Lewandowski manifestou ao presidente, ainda no fim do ano passado, a intenção de antecipar sua saída do Ministério da Justiça, preferencialmente até esta semana, com data-limite na sexta-feira (9). A decisão já é de conhecimento dos secretários da pasta desde a virada do ano.

Entre técnicos do ministério, há divergências sobre o momento da saída. Parte defende a permanência de Lewandowski até a aprovação da chamada PEC da Segurança Pública, que ainda precisa passar pelo plenário da Câmara dos Deputados e pelo Senado. Nos bastidores, o ministro demonstraria desgaste com a condução de temas sensíveis sem respaldo direto do Planalto, além de críticas à articulação política no Congresso.
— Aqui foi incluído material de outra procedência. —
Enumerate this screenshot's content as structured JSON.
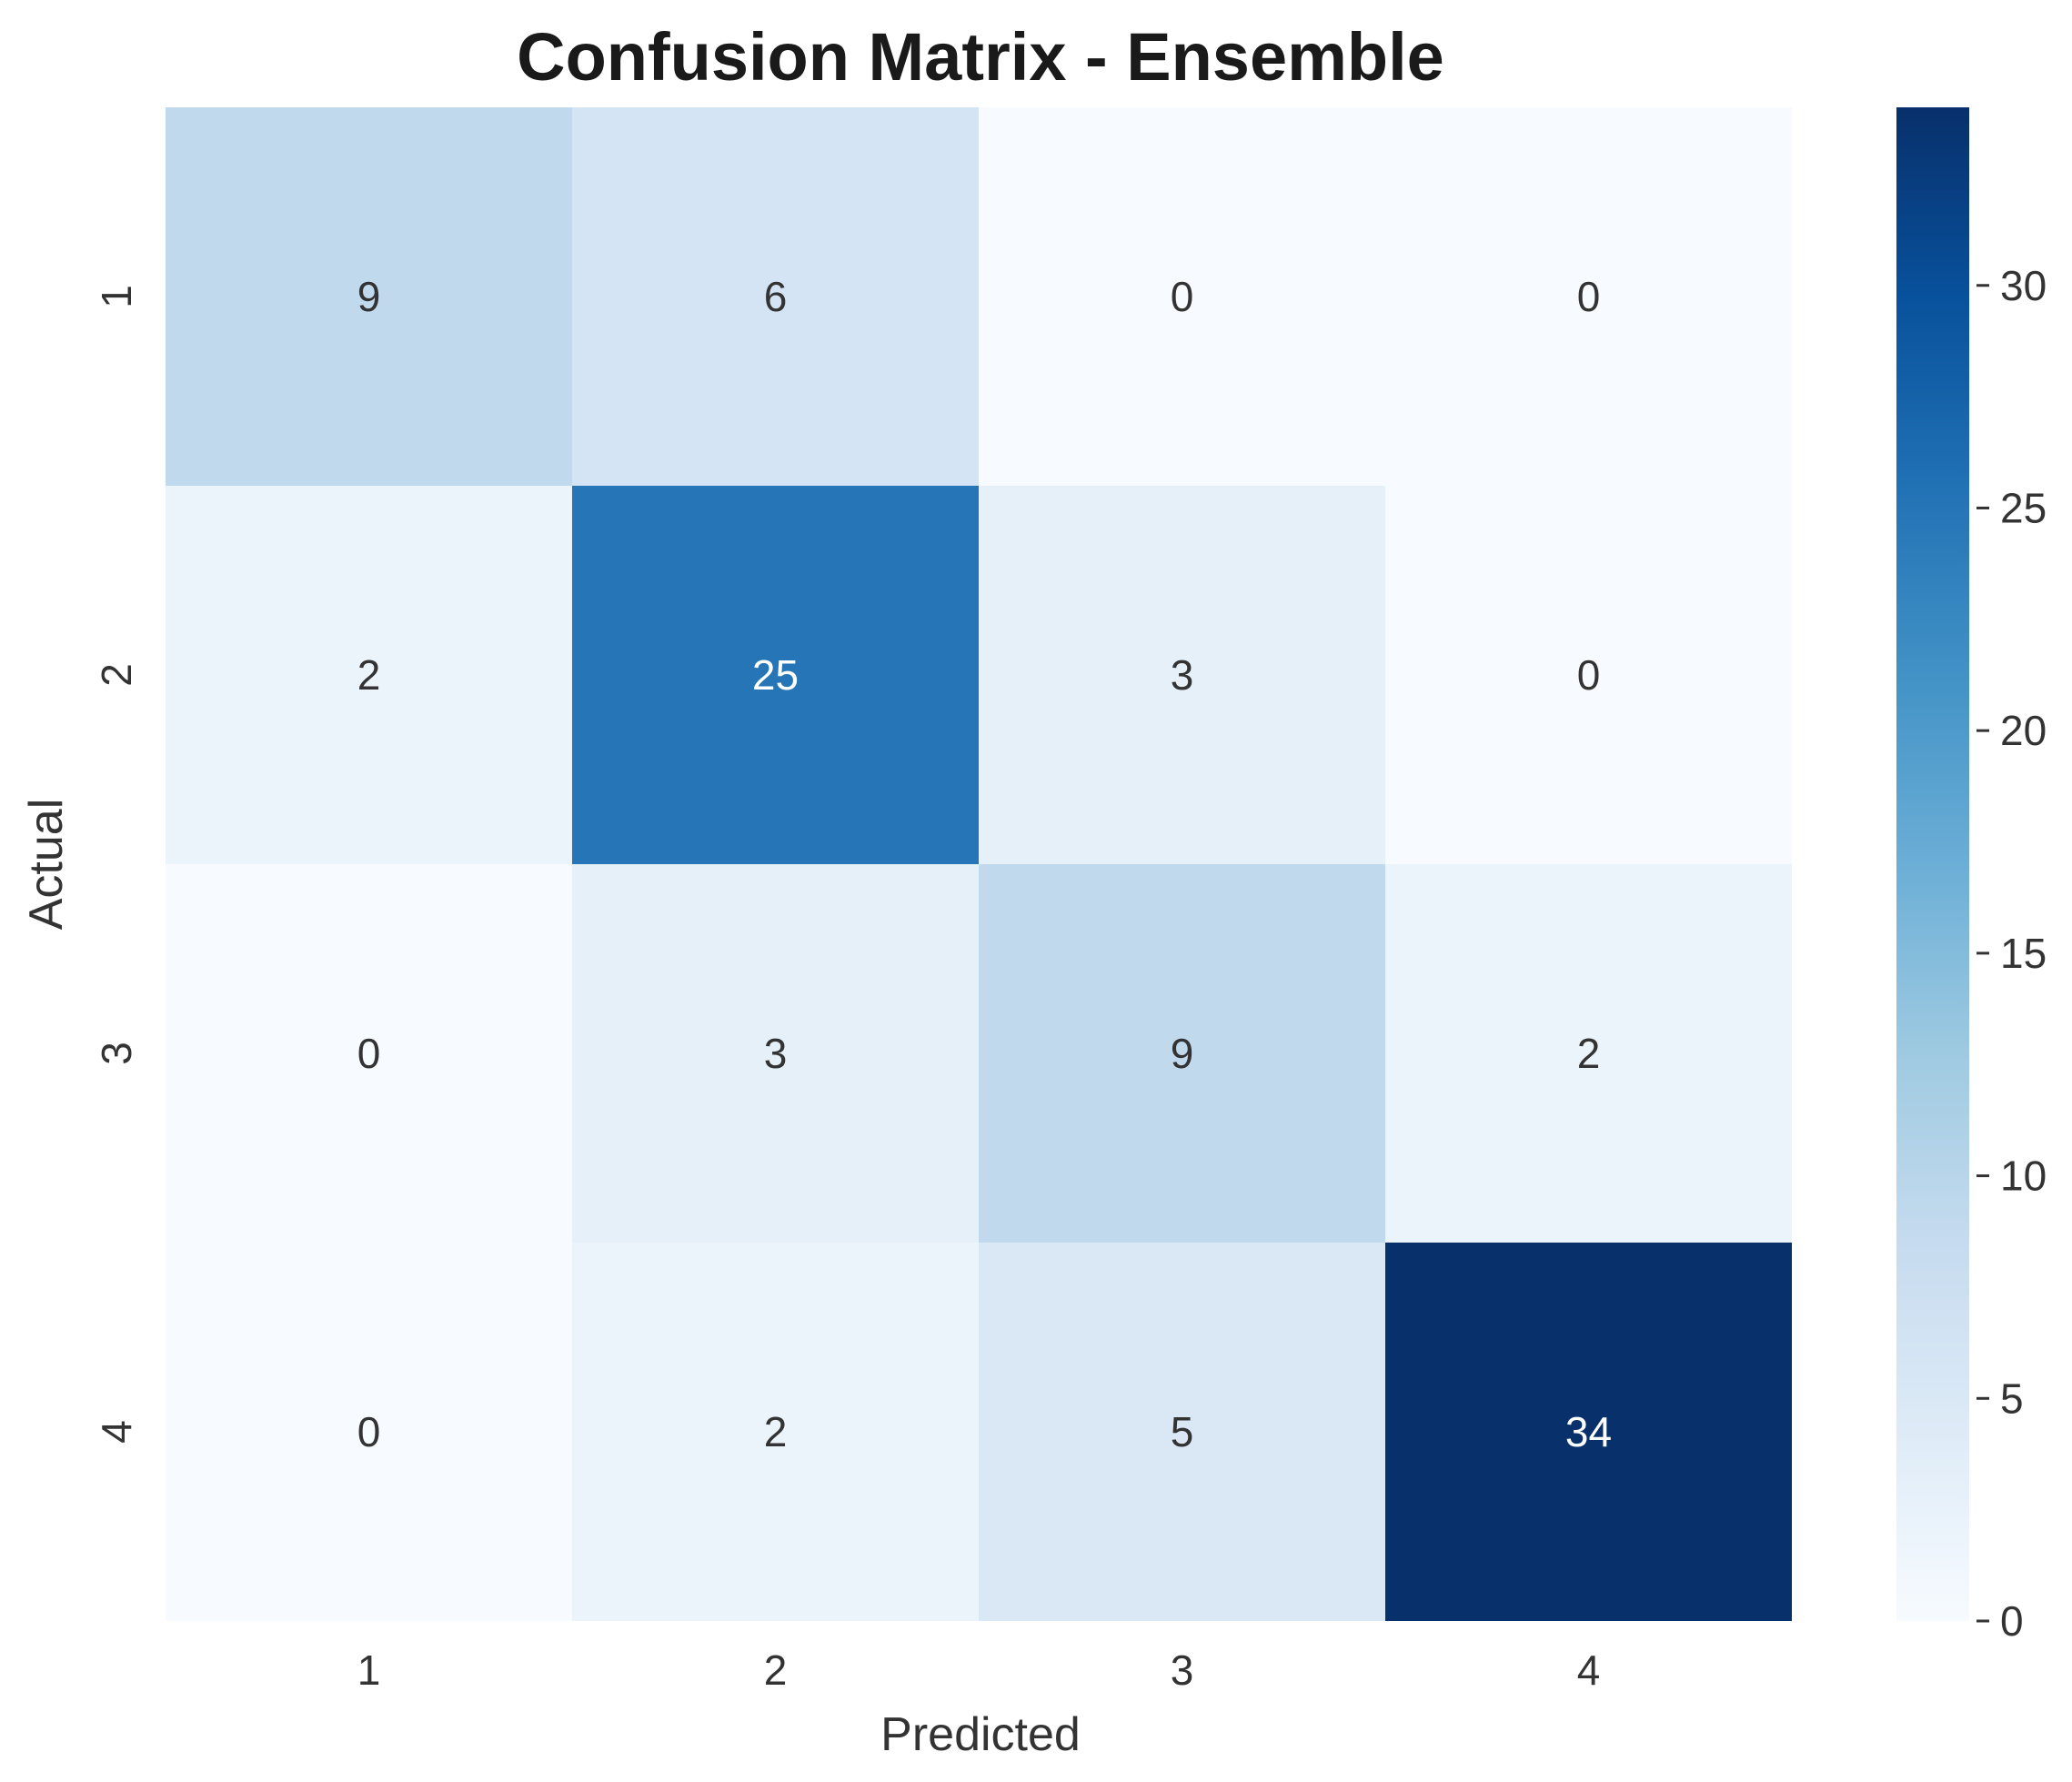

No PT, a possível saída de Lewandowski reacendeu a discussão sobre o desmembramento do ministério, com a criação de uma pasta exclusiva para Segurança Pública, como resposta às críticas do eleitorado — área que aparece como uma das maiores preocupações da população nas pesquisas recentes.

Já o ministro da Fazenda, Fernando Haddad, também conversou com Lula sobre a possibilidade de deixar o cargo, mas indicou que poderia permanecer até o fim de fevereiro. O interesse de Haddad seria atuar na coordenação da campanha de reeleição do presidente em 2026. No entanto, aliados do Planalto avaliam outros caminhos, como uma eventual candidatura ao governo de São Paulo ou ao Senado.

Com a eventual saída de Haddad, a tendência é que o secretário-executivo Dario Durigan assuma interinamente o comando da Fazenda. Mesmo antes disso, a equipe econômica já passa por mudanças. O secretário de Reformas Econômicas, Marcos Barbosa Pinto, deixou o cargo antes do recesso, movimento visto por governistas como o encerramento do ciclo da agenda reformista do governo Lula 3.

As decisões finais sobre as trocas ministeriais devem ser tomadas nos próximos dias pelo presidente.